I can understand dismissing Michael Jackson’s advice on changing the world. He entertained and thrilled the world, but didn’t lead to much social change. I think people would like to dance and sing like him, but not live his life.
Gandhi, on the other hand, I think everyone respects the change he created. He liberated a nation that, until him, everyone saw as a colony too weak to compete with its imperial ruler. As you know, he showed nonviolent resistance with less physical force but greater appeal to more of the world’s sense of right and wrong could persuade the colonizer to leave. He led hundreds of millions of people.
We all know the phrase attributed to him:
Be the change you want to see in the world.
According to Quote Investigator, we have no record of him saying those words, but did write a similar sentiment:
All the tendencies present in the outer world are to be found in the world of our body. If we could change ourselves, the tendencies in the world would also change. As a man changes his own nature, so does the attitude of the world change towards him. This is the divine mystery supreme. A wonderful thing it is and the source of our happiness. We need not wait to see what others do.
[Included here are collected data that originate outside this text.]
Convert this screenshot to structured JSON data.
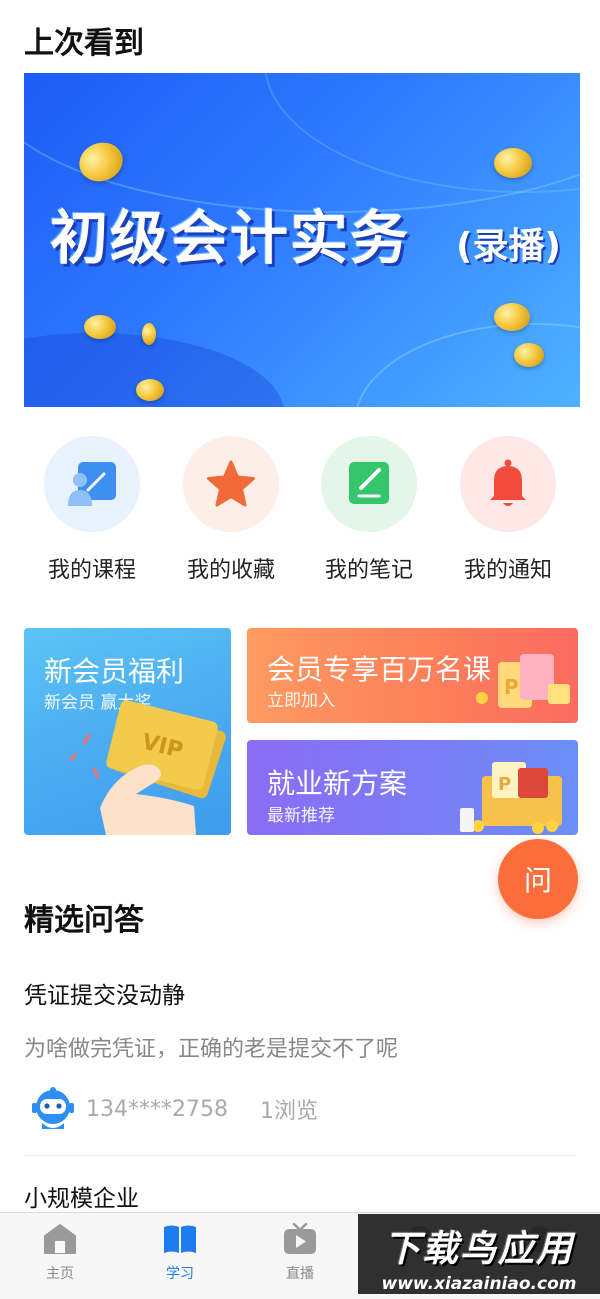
{
  "last_watched": {
    "title": "上次看到",
    "banner_title": "初级会计实务",
    "banner_subtitle": "(录播)"
  },
  "quick_links": [
    {
      "label": "我的课程",
      "icon": "course-icon",
      "bg": "#e8f2fd",
      "color": "#3f8ef1"
    },
    {
      "label": "我的收藏",
      "icon": "star-icon",
      "bg": "#fdeee6",
      "color": "#f06a3a"
    },
    {
      "label": "我的笔记",
      "icon": "note-icon",
      "bg": "#e3f6e9",
      "color": "#35c66c"
    },
    {
      "label": "我的通知",
      "icon": "bell-icon",
      "bg": "#fde8e6",
      "color": "#f24a3c"
    }
  ],
  "promos": {
    "new_member": {
      "title": "新会员福利",
      "subtitle": "新会员 赢大奖",
      "card_text": "VIP"
    },
    "vip_courses": {
      "title": "会员专享百万名课",
      "subtitle": "立即加入"
    },
    "employment": {
      "title": "就业新方案",
      "subtitle": "最新推荐"
    }
  },
  "ask_button": "问",
  "qa": {
    "title": "精选问答",
    "items": [
      {
        "question": "凭证提交没动静",
        "detail": "为啥做完凭证，正确的老是提交不了呢",
        "user": "134****2758",
        "views": "1浏览"
      },
      {
        "question": "小规模企业"
      }
    ]
  },
  "tabbar": [
    {
      "label": "主页",
      "icon": "home-icon",
      "active": false
    },
    {
      "label": "学习",
      "icon": "book-icon",
      "active": true
    },
    {
      "label": "直播",
      "icon": "tv-play-icon",
      "active": false
    },
    {
      "label": "",
      "icon": "tab-icon",
      "active": false
    },
    {
      "label": "",
      "icon": "tab-icon",
      "active": false
    }
  ],
  "watermark": {
    "line1": "下载鸟应用",
    "line2": "www.xiazainiao.com"
  },
  "colors": {
    "accent": "#1e7cf2",
    "fab": "#fb6e3c"
  }
}
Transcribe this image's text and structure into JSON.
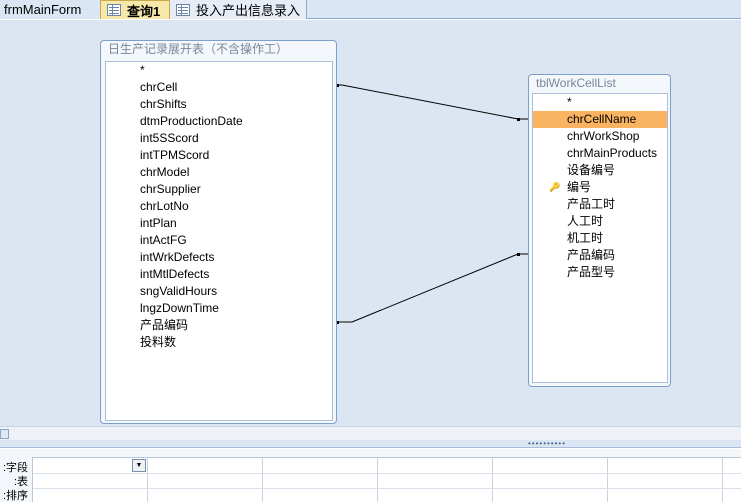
{
  "tabs": [
    {
      "label": "frmMainForm"
    },
    {
      "label": "查询1"
    },
    {
      "label": "投入产出信息录入"
    }
  ],
  "tables": {
    "left": {
      "title": "日生产记录展开表（不含操作工）",
      "fields": [
        "*",
        "chrCell",
        "chrShifts",
        "dtmProductionDate",
        "int5SScord",
        "intTPMScord",
        "chrModel",
        "chrSupplier",
        "chrLotNo",
        "intPlan",
        "intActFG",
        "intWrkDefects",
        "intMtlDefects",
        "sngValidHours",
        "lngzDownTime",
        "产品编码",
        "投料数"
      ]
    },
    "right": {
      "title": "tblWorkCellList",
      "fields": [
        "*",
        "chrCellName",
        "chrWorkShop",
        "chrMainProducts",
        "设备编号",
        "编号",
        "产品工时",
        "人工时",
        "机工时",
        "产品编码",
        "产品型号"
      ],
      "selected_field": "chrCellName",
      "key_field": "编号"
    }
  },
  "relationships": [
    {
      "from": "chrCell",
      "to": "chrCellName"
    },
    {
      "from": "产品编码",
      "to": "产品编码"
    }
  ],
  "qbe": {
    "row_labels": [
      "字段:",
      "表:",
      "排序:"
    ]
  },
  "icons": {
    "tab_query": "query-design-icon",
    "tab_form": "form-icon",
    "key": "primary-key-icon",
    "dropdown": "dropdown-arrow-icon"
  }
}
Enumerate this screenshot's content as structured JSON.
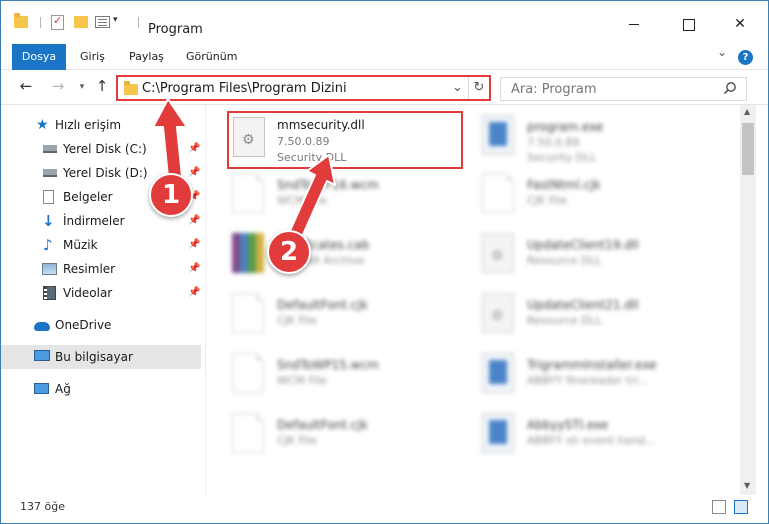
{
  "window": {
    "title": "Program"
  },
  "ribbon": {
    "tabs": [
      "Dosya",
      "Giriş",
      "Paylaş",
      "Görünüm"
    ]
  },
  "navigation": {
    "address": "C:\\Program Files\\Program Dizini",
    "search_placeholder": "Ara: Program"
  },
  "sidebar": {
    "quick_access": "Hızlı erişim",
    "items": [
      {
        "label": "Yerel Disk (C:)",
        "icon": "drive-icon",
        "pinned": true
      },
      {
        "label": "Yerel Disk (D:)",
        "icon": "drive-icon",
        "pinned": true
      },
      {
        "label": "Belgeler",
        "icon": "documents-icon",
        "pinned": true
      },
      {
        "label": "İndirmeler",
        "icon": "downloads-icon",
        "pinned": true
      },
      {
        "label": "Müzik",
        "icon": "music-icon",
        "pinned": true
      },
      {
        "label": "Resimler",
        "icon": "pictures-icon",
        "pinned": true
      },
      {
        "label": "Videolar",
        "icon": "videos-icon",
        "pinned": true
      }
    ],
    "onedrive": "OneDrive",
    "this_pc": "Bu bilgisayar",
    "network": "Ağ"
  },
  "files": {
    "selected": {
      "name": "mmsecurity.dll",
      "version": "7.50.0.89",
      "type": "Security DLL"
    },
    "others": [
      {
        "name": "program.exe",
        "line2": "7.50.0.89",
        "line3": "Security DLL"
      },
      {
        "name": "SndToWP16.wcm",
        "line2": "WCM File"
      },
      {
        "name": "FastNtml.cjk",
        "line2": "CJK File"
      },
      {
        "name": "certificates.cab",
        "line2": "WinRAR Archive"
      },
      {
        "name": "UpdateClient19.dll",
        "line2": "Resource DLL"
      },
      {
        "name": "DefaultFont.cjk",
        "line2": "CJK File"
      },
      {
        "name": "UpdateClient21.dll",
        "line2": "Resource DLL"
      },
      {
        "name": "SndToWP15.wcm",
        "line2": "WCM File"
      },
      {
        "name": "TrigrammInstaller.exe",
        "line2": "ABBYY finereader tri..."
      },
      {
        "name": "DefaultFont.cjk",
        "line2": "CJK File"
      },
      {
        "name": "AbbyySTI.exe",
        "line2": "ABBYY sti event hand..."
      }
    ]
  },
  "status": {
    "item_count": "137 öğe"
  },
  "annotations": {
    "step1": "1",
    "step2": "2"
  },
  "colors": {
    "accent": "#1b75c7",
    "highlight": "#e23b3b"
  }
}
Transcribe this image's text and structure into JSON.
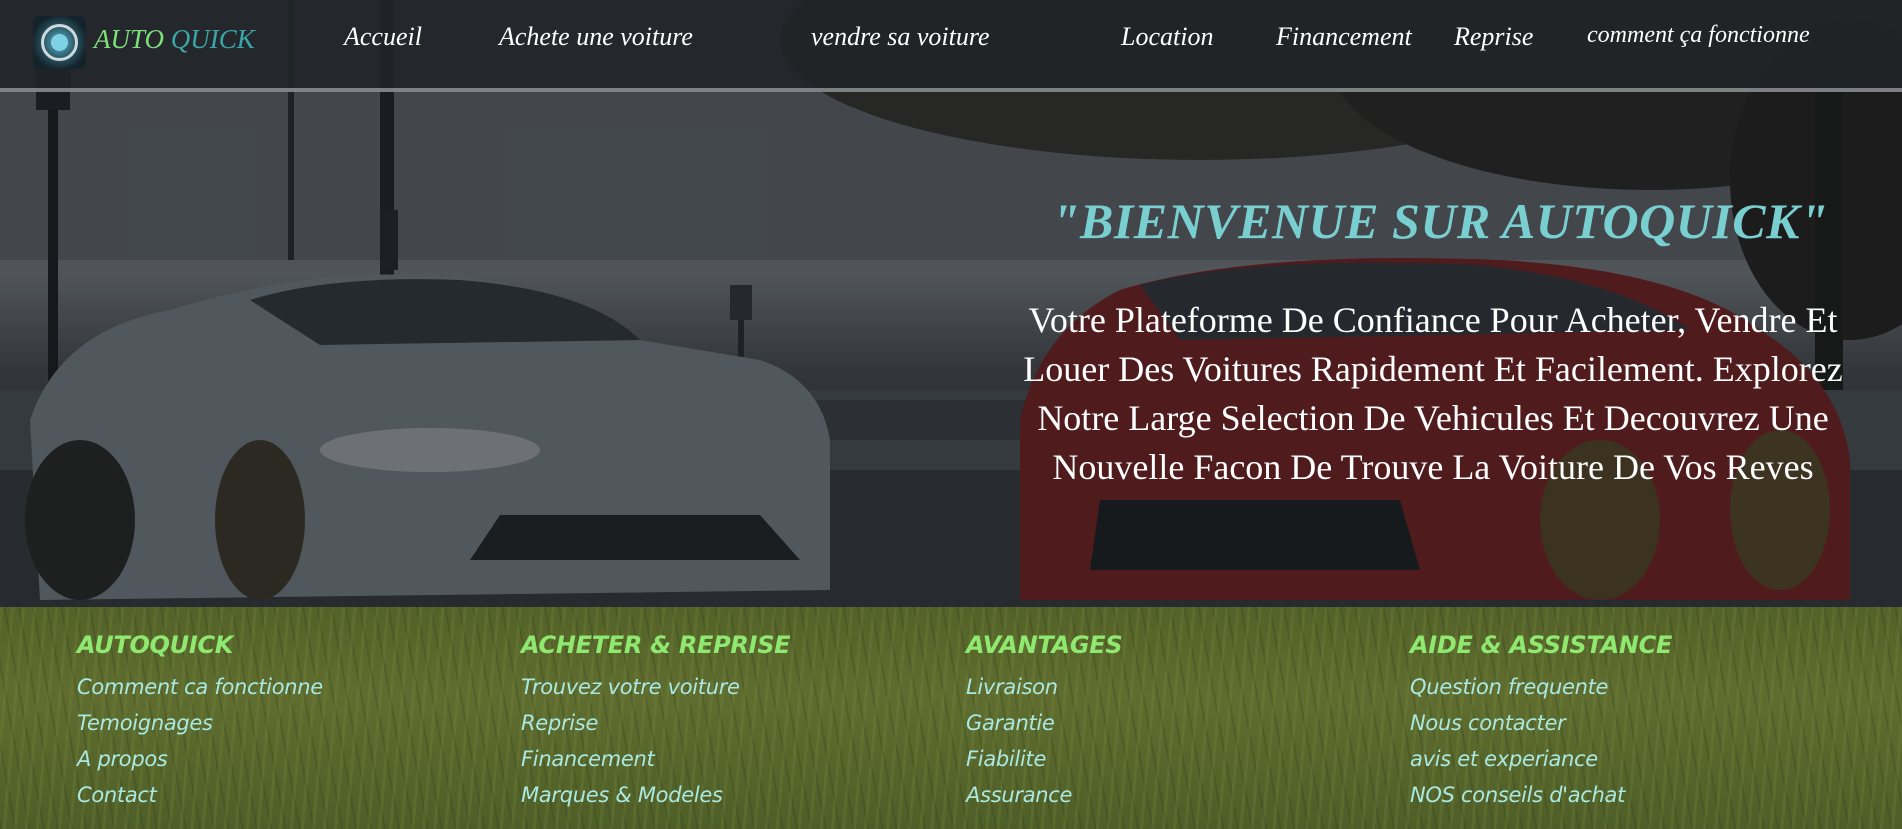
{
  "brand": {
    "part1": "AUTO",
    "part2": "QUICK",
    "logo_icon": "logo-badge-icon",
    "colors": {
      "auto": "#7fe07a",
      "quick": "#3aa6a6"
    }
  },
  "nav": {
    "items": [
      {
        "label": "Accueil"
      },
      {
        "label": "Achete une voiture"
      },
      {
        "label": "vendre sa voiture"
      },
      {
        "label": "Location"
      },
      {
        "label": "Financement"
      },
      {
        "label": "Reprise"
      },
      {
        "label": "comment ça fonctionne"
      }
    ]
  },
  "hero": {
    "title": "\"BIENVENUE SUR AUTOQUICK\"",
    "text_lines": [
      "Votre Plateforme De Confiance Pour Acheter, Vendre Et",
      "Louer Des Voitures Rapidement Et Facilement. Explorez",
      "Notre Large Selection De Vehicules Et Decouvrez Une",
      "Nouvelle Facon De Trouve La Voiture De Vos Reves"
    ],
    "title_color": "#79cfd0"
  },
  "footer": {
    "columns": [
      {
        "heading": "AUTOQUICK",
        "links": [
          "Comment ca fonctionne",
          "Temoignages",
          "A propos",
          "Contact"
        ]
      },
      {
        "heading": "ACHETER & REPRISE",
        "links": [
          "Trouvez votre voiture",
          "Reprise",
          "Financement",
          "Marques & Modeles"
        ]
      },
      {
        "heading": "AVANTAGES",
        "links": [
          "Livraison",
          "Garantie",
          "Fiabilite",
          "Assurance"
        ]
      },
      {
        "heading": "AIDE & ASSISTANCE",
        "links": [
          "Question frequente",
          "Nous contacter",
          "avis et experiance",
          "NOS conseils d'achat"
        ]
      }
    ],
    "heading_color": "#8fe86f",
    "link_color": "#a9e9e0"
  }
}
Still, if people believed he said “Be the change you want to see in the world,” in their minds, if they aren’t being the change they want to see in the world, they are dismissing Gandhi’s advice.
Why dismiss his advice? Do they think they know better? Do they think, “well, maybe in his situation he could make a difference, but this situation is too hard, what I do won’t matter?” Do they think it was nice advice but impractical?
I could give a pat answer: they’re addicted and that’s their addiction speaking, but that answer leaves out the specific thoughts and emotions. Knowing them could help people overcome their despair, feelings of futility, and all the internal conflict that comes from living contrary to one’s values.
I think they think something like
I’m happy and comfortable living as I am. Changing will decrease my comfort without a meaningful chance of changing the world enough to gain back the comfort I lose.
Those thoughts still leave out the rejection of Gandhi. What comes to mind when faced with his advice? I’d guess something like
That advice sounds nice, but it wouldn’t work here. I need to fly, eat meat, buy an SUV, and so on.
I don’t think they think they’re right. I think they just rationalize the behavior they want, like Jonathan Haidt’s rider on the elephant.
Why not try?
Why not try being the change you want to see in the world? Why not try living sustainably? I don’t mean going without straws for a week or meatless Mondays, except as a starting point, but setting a goal to pollute less than the Earth’s natural processes can regenerate? At least try.